Nadia Chan profile

Nadia Chan

Gestionnaire, Arbres et paysage, Service de l’aménagement et du développement, Ville de Surrey

Représentante de la région Pacifique, Réseau canadien de la forêt urbaine (RCFU)

1. Quelles sont les réalisations dont vous êtes la plus fière?

Je suis fière du temps que j’ai consacré bénévolement en tant que directrice de la section Pacifique Nord-Ouest de l’ISA (International Society of Arboriculture) et du Conseil sur les espèces envahissantes de Colombie-Britannique. Je suis aussi incroyablement fière de l’équipe d’arboriculteurs et d’arboricultrices avec laquelle je travaille actuellement. Nous avons dû faire face à beaucoup de changements au cours des quatre dernières années. Certains nous ont facilité la tâche, d’autres ont rendu les choses plus difficiles. Malgré tout, l’équipe reste soudée et motivée quelles que soient les circonstances. La gestion du changement peut être complexe, mais le fait de reconnaître que le changement est nécessaire a apporté des opportunités très intéressantes pour l’équipe, y compris pour moi.

2. En quoi le domaine de la foresterie urbaine a-t-il changé depuis votre arrivée dans la profession et quelles sont les principales perspectives d’avenir pour les femmes dans votre secteur?

J’ai commencé à travailler dans la foresterie urbaine il y a 20 ans. J’étais l’une des rares femmes arboricultrices qui travaillaient pour la Ville de Surrey. Lorsque j’assistais à des conférences et des formations, j’étais l’une des seules femmes dans la salle. Je me réjouis de voir évoluer notre représentation dans le secteur. Il ne s’agit pas seulement de voir plus de femmes au travail, il s’agit de voir des femmes occuper des postes à tous les niveaux. On trouve plus de femmes à des postes d’entretien des arbres, de conseil en arboriculture, d’élagage, de supervision et de gestion que ce que j’aurais pu imaginer lorsque j’ai commencé dans la profession.

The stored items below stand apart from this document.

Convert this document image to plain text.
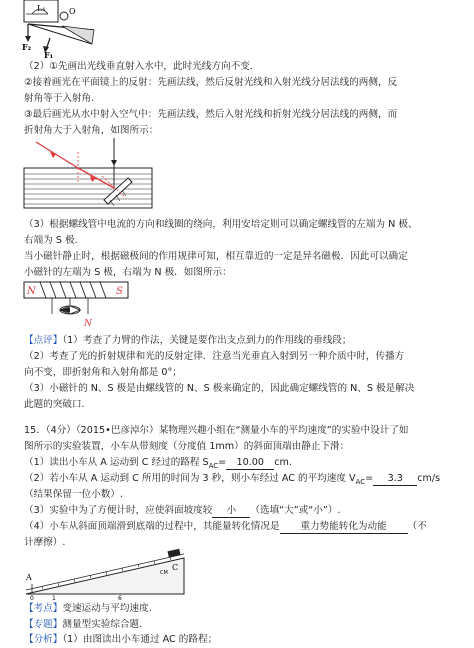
L₁	O
F₂
F₁
（2）①先画出光线垂直射入水中，此时光线方向不变.
②接着画光在平面镜上的反射：先画法线，然后反射光线和入射光线分居法线的两侧，反
射角等于入射角.
③最后画光从水中射入空气中：先画法线，然后入射光线和折射光线分居法线的两侧，而
折射角大于入射角，如图所示：
（3）根据螺线管中电流的方向和线圈的绕向，利用安培定则可以确定螺线管的左端为 N 极、
右端为 S 极.
当小磁针静止时，根据磁极间的作用规律可知，相互靠近的一定是异名磁极．因此可以确定
小磁针的左端为 S 极，右端为 N 极．如图所示：
N	S
N
【点评】（1）考查了力臂的作法，关键是要作出支点到力的作用线的垂线段；
（2）考查了光的折射规律和光的反射定律．注意当光垂直入射到另一种介质中时，传播方
向不变，即折射角和入射角都是 0°；
（3）小磁针的 N、S 极是由螺线管的 N、S 极来确定的，因此确定螺线管的 N、S 极是解决
此题的突破口.
15．（4分）（2015•巴彦淖尔）某物理兴趣小组在“测量小车的平均速度”的实验中设计了如
图所示的实验装置，小车从带刻度（分度值 1mm）的斜面顶端由静止下滑：
（1）读出小车从 A 运动到 C 经过的路程 $S_{AC}= 10.00$ cm.
（2）若小车从 A 运动到 C 所用的时间为 3 秒，则小车经过 AC 的平均速度 $V_{AC}= 3.3$ cm/s
（结果保留一位小数）.
（3）实验中为了方便计时，应使斜面坡度较 小 （选填“大”或“小”）.
（4）小车从斜面顶端滑到底端的过程中，其能量转化情况是 重力势能转化为动能 （不
计摩擦）.
A
C
CM
0	1	6
【考点】变速运动与平均速度.
【专题】测量型实验综合题.
【分析】（1）由图读出小车通过 AC 的路程；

Nous avons fait de grands progrès, mais on peut toujours faire mieux. C’est pourquoi il est important de continuer à viser une meilleure représentation dans le milieu. Si vous êtes une femme et que vous commencez dans le métier, il y a tant de possibilités qui vous attendent – saisissez-les! N’ayez pas peur d’essayer quelque chose de nouveau, cela pourrait vous apporter une formidable expérience.

3. Quel conseil donneriez-vous à des jeunes filles et des femmes qui veulent se lancer dans le domaine de la foresterie urbaine?

J’aurais aimé que quelqu’un m’aide à comprendre l’importance de créer un réseau de soutien lorsque j’ai commencé à travailler dans le domaine de la foresterie urbaine. Cela m’a pris beaucoup de temps avant d’être suffisamment à l’aise pour établir des relations authentiques avec les gens. Mais lorsque je me suis lancée, j’ai trouvé des personnes avec qui je pouvais parler du secteur, rire et pleurer, échanger des idées… On pouvait aussi tout simplement se soutenir mutuellement. J’ai pris confiance en moi une fois que j’ai eu ce réseau de soutien. Cette confiance m’a aidée à sortir de ma zone de confort pour essayer de nouvelles choses, ce qui m’a vraiment ouvert les portes du monde de la foresterie urbaine. J’ai pu créer de nouvelles possibilités pour moi et pour les autres. Ces nouvelles possibilités ont mené à des expériences, des postes et des engagements bénévoles vraiment intéressants. Sans le soutien de mes collègues, mentors et mentorés – des personnes avec qui je suis aujourd’hui liée d’amitié –, je ne pense pas que je serais là où je suis aujourd’hui.